Texas led the nation in net inbound migration through 2025 by a wide margin — adding roughly 470,000 net new residents annually. The pull combines the obvious (no state income tax, business-friendly regulation, climate that supports year-round outdoor living) with the under-reported (some of the country's fastest-growing tech hubs outside coastal California, and a still-meaningful affordability gap versus Austin's national headlines). The catch is property tax, hurricane risk in coastal regions, summer heat, and an electric grid whose reliability remains a live question.
This guide ranks 9 Texas cities for new movers, weighting migration data, infrastructure quality, cost trends, and lifestyle fit. The picks span four metros and five smaller cities. Read our Texas destination guide for the full state context.
Property tax is to Texas what insurance is to Florida: the cost item most often missed by movers chasing income-tax savings.
Each Texas pick is evaluated against four axes: cost (mortgage, property tax, utilities, groceries — note Texas property tax is among the highest in the US), climate (heat exposure, hurricane probability in coastal cities, freeze events like the 2021 storm), infrastructure (electric grid reliability, internet quality, traffic patterns), and economic momentum (job growth, business relocations, talent inflow).
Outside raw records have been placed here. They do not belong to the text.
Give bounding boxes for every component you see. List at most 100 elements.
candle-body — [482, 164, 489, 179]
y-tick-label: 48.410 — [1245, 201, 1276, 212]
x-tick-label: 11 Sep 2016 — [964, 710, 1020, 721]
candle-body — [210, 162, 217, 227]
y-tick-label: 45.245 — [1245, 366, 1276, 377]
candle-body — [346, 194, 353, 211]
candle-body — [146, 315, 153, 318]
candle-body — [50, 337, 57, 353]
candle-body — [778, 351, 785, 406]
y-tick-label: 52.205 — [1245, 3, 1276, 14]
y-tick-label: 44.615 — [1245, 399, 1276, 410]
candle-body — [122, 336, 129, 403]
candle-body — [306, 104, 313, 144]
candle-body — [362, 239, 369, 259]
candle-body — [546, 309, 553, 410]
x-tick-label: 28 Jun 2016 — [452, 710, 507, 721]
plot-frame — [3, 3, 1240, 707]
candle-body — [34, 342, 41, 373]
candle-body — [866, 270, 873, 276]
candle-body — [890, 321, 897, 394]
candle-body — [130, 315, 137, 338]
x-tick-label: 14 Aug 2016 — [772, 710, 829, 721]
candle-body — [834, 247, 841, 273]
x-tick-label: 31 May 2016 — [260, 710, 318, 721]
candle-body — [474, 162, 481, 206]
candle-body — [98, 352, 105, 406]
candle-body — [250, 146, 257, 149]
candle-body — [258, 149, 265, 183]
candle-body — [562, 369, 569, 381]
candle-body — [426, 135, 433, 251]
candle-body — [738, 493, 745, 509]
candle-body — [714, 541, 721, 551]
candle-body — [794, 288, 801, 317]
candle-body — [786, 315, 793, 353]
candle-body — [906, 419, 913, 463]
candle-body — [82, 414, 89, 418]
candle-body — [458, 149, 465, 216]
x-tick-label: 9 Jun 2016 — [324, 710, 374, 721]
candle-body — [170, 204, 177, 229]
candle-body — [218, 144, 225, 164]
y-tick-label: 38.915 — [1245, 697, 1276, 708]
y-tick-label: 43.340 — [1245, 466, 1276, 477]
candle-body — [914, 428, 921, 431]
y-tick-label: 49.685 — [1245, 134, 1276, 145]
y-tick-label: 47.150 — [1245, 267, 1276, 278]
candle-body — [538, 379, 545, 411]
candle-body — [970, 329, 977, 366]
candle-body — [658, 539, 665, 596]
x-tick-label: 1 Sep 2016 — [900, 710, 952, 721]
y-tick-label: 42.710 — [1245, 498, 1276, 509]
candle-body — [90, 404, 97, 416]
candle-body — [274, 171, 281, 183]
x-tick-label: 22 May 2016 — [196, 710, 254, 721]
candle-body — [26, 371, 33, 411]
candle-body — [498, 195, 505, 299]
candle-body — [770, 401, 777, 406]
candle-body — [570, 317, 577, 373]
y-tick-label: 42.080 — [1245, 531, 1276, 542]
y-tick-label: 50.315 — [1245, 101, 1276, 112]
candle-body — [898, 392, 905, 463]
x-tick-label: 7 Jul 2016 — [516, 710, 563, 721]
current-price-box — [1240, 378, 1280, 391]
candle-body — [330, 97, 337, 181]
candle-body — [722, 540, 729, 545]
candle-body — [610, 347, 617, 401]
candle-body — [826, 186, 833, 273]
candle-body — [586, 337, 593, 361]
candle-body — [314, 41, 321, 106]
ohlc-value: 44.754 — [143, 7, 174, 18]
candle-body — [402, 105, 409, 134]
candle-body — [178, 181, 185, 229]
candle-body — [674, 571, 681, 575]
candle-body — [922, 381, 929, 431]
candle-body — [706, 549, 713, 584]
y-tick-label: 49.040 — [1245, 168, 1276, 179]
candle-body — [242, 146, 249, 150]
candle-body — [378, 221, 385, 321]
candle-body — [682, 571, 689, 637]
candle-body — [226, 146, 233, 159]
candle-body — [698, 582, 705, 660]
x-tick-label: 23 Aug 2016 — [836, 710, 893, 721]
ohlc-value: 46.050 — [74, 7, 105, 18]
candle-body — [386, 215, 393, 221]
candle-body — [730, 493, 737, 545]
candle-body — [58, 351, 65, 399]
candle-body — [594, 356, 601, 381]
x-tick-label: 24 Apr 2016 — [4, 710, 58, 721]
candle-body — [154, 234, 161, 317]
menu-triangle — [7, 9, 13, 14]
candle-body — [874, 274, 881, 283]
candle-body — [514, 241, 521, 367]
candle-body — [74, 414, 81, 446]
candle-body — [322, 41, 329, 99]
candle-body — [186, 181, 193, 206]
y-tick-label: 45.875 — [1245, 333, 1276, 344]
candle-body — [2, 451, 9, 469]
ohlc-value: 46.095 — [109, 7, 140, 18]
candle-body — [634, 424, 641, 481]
We pull migration data from US Census, property tax records from county appraisal districts, and grid reliability from ERCOT.
Editors visited each city personally during 2025 and interviewed recent movers in every pick. We rank based on long-term livability, not just one-year migration spikes.
This is a primary-residence relocation guide for full-time Texas movers. We have not analyzed pure investment property strategy, vacation-rental yield in resort areas, or border-region economics. We've also intentionally excluded Austin from our top picks — not because it isn't worth living in, but because Austin's national press coverage already saturates the conversation, and our scope is the cities most movers should consider instead.
If you're researching pure tax-domicile arbitrage, snowbird arrangements, or second-home strategy, you'll get better answers from our destination coverage. We rank Texas for residents who actually live in Texas year-round.
We group the picks into three audience profiles: big-metro movers wanting full urban infrastructure, mid-sized city movers wanting lower cost and quieter pace, and small-city movers prioritizing access to nature plus distance from urban density.
For higher-income earners, no — the math still favors Texas significantly. For middle-income earners with expensive homes, the gap narrows considerably. Texas property tax rates run 1.6-2.5% of assessed value depending on county, compared to 0.5-1.5% in many other states. Run the full math on a specific address before assuming the savings are guaranteed.
Yes, though improving. ERCOT has hardened generation capacity and weatherized equipment since 2021. Summer demand peaks remain tight, but the catastrophic February 2021 failure mode has been substantially mitigated. Backup power (whole-home generators, battery systems) is standard equipment in new construction across most picks.
Brutal between mid-June and mid-September in Houston, Dallas, San Antonio, and parts of the Hill Country. Outdoor activity windows compress to early morning and evening. Most remote workers in our picks treat May, October, and the winter months as outdoor seasons and stay indoors with AC during peak summer. Energy bills spike accordingly.
Coastal Texas (Galveston, Corpus Christi) sees real hurricane risk and rising insurance costs. Houston has Gulf-storm exposure even though it's inland. Dallas and most of central Texas have effectively zero hurricane risk. Pick based on your risk tolerance and insurance budget.
Texas property tax is the most important number to research before moving. Get it right and the migration math works. Get it wrong and you'll feel it monthly.
Nine Texas cities ranked by 2024–25 U-Haul migration data, IRS county-to-county migration filings, and net residential building permit activity. Cost of living, climate trade-offs, and the actual draw for movers are noted for each. Updated January 2026.
Still drawing the most movers despite slowed growth from peak years. Tech corridor, music, BBQ, no state income tax. Traffic and prices have caught up to the hype. Median home ~$565K.
Underrated growth story. Lower cost than Austin, deeper history, walkable downtown along the Riverwalk. Median home ~$295K.
Corporate relocations driving demand. Diverse neighborhoods, no income tax, hot summers, strong sports culture. Median home ~$445K.
Largest Texas metro, oil and energy hub, the exceptional Texas Medical Center. Climate flooding risk is real and worth pricing into any decision. Median home ~$330K.
Cattle and culture together. More affordable than Dallas next door. Stockyards still operate daily. Strong arts district. Median home ~$355K.
North Dallas suburb that has become its own employment center. Toyota North America HQ, top public schools, master-planned feel. Median home ~$535K.
Austin's affordable bedroom community. Dell HQ. Tech jobs flowing north from the increasingly expensive Austin core. Median home ~$425K.
DFW's fastest-growing suburb. PGA HQ, top schools, planned-development feel that polarizes opinion locally. Median home ~$625K.
Hill Country gateway between Austin and San Antonio. River town, German heritage, fastest-growing small city in Texas for several years running. Median home ~$385K.